FEATURE STORY
Effecting change: David Sharpe
2017 ISSUE 1: INDIGENOUS ISSUES AND EXPERIENCES AT QUEEN’S
David Sharpe, Law’95, remembers what gave him his first push into the field of law. As a young man, he was playing high-level hockey and had yet to complete an undergraduate degree.
“I knew that pro hockey was something I did not want to seriously pursue and I was anxious to go to school, but I didn’t really know what to do with myself,” says Mr. Sharpe. “I was talking to hockey agent and Queen’s graduate Pat Morris at the time and he looked at me and said, ‘You’re going to be a lawyer.’”
Mr. Sharpe remembers being a bit stunned. It never occurred to him that he could be a lawyer. “Pat told me I was smart enough, that I could do it.”
That conversation with Pat Morris, Law’85, changed the course of his life. Mr. Sharpe, whose father is from Tyendinaga Mohawk Territory, near Deseronto, Ont., says neither of his parents finished high school. Mr. Sharpe’s family moved to Toronto to find work, and growing up, he spent time in the summer in the Tyendinaga area with his grandparents and the rest of his time in Toronto.
“I am very close with my grandmother, and as a child, I especially cherished her service to others and her kindness – she was very wise,” he says. “But it was a complex relationship, too. Her generation was made to feel ashamed for being Indian, and I felt plagued with that in some ways, shame in being myself.”
Mr. Morris’ encouragement gave Mr. Sharpe the nudge he needed. He went on to complete a BA at the University of Guelph, assisting with coaching varsity hockey along the way. A few years later, he was thrilled when he received his acceptance to Queen’s Law, because of its reputation but also because he wanted to be close to Tyendinaga, to his grandmother.
Now – after adding an LLM in securities law from Osgoode Hall Law School and an MBA from Richard Ivey School of Business, along with two decades of experience in the Canadian financial services industry – he runs, alongside his wife, CEO Natasha Sharpe, a company called Bridging Finance. The firm provides small- and medium-sized North American companies with alternative financing options and is one of the only bridge lenders in Canada to First Nations and Inuit for infrastructure projects.
“We saw the need for these loans for Aboriginal communities. Because we can be quick and nimble about getting money into communities, the loans are game-changers. They are making a big difference in people’s lives.”
Most recently, Bridging Finance provided a loan to a 100 per cent Inuit-owned corporation in Nunavut for the purchase of a 64-metre arctic trawler, used to fish turbot and shrimp. It has also financed housing and elders’ apartments in northern Manitoba, a wind farm and hockey arena in communities in Quebec, and a grocery store in Elsipogtog First Nation in New Brunswick. Mr. Sharpe is especially proud of this last project, because the store has been a goal of Elsipogtog for decades and is key to the social and economic development of the community.

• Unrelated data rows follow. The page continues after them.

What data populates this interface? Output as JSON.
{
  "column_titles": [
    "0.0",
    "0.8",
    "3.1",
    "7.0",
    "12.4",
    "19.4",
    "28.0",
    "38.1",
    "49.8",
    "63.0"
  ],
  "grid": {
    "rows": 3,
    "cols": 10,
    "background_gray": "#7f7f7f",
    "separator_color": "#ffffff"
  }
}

“This was all community-driven and the store, a national chain with a pharmacy, will provide jobs and revenue for Elsipogtog.” Mr. Sharpe says Bridging Finance was able to provide the loan in a matter of weeks, and the store will be up and running in eight months.
“We’re committed to First Nations communities,” he says, of Bridging Finance. “It’s so important to get the money in quickly, especially because in many northern and remote places the season for construction is short. And if the money isn’t there, the community loses another year without the infrastructure.”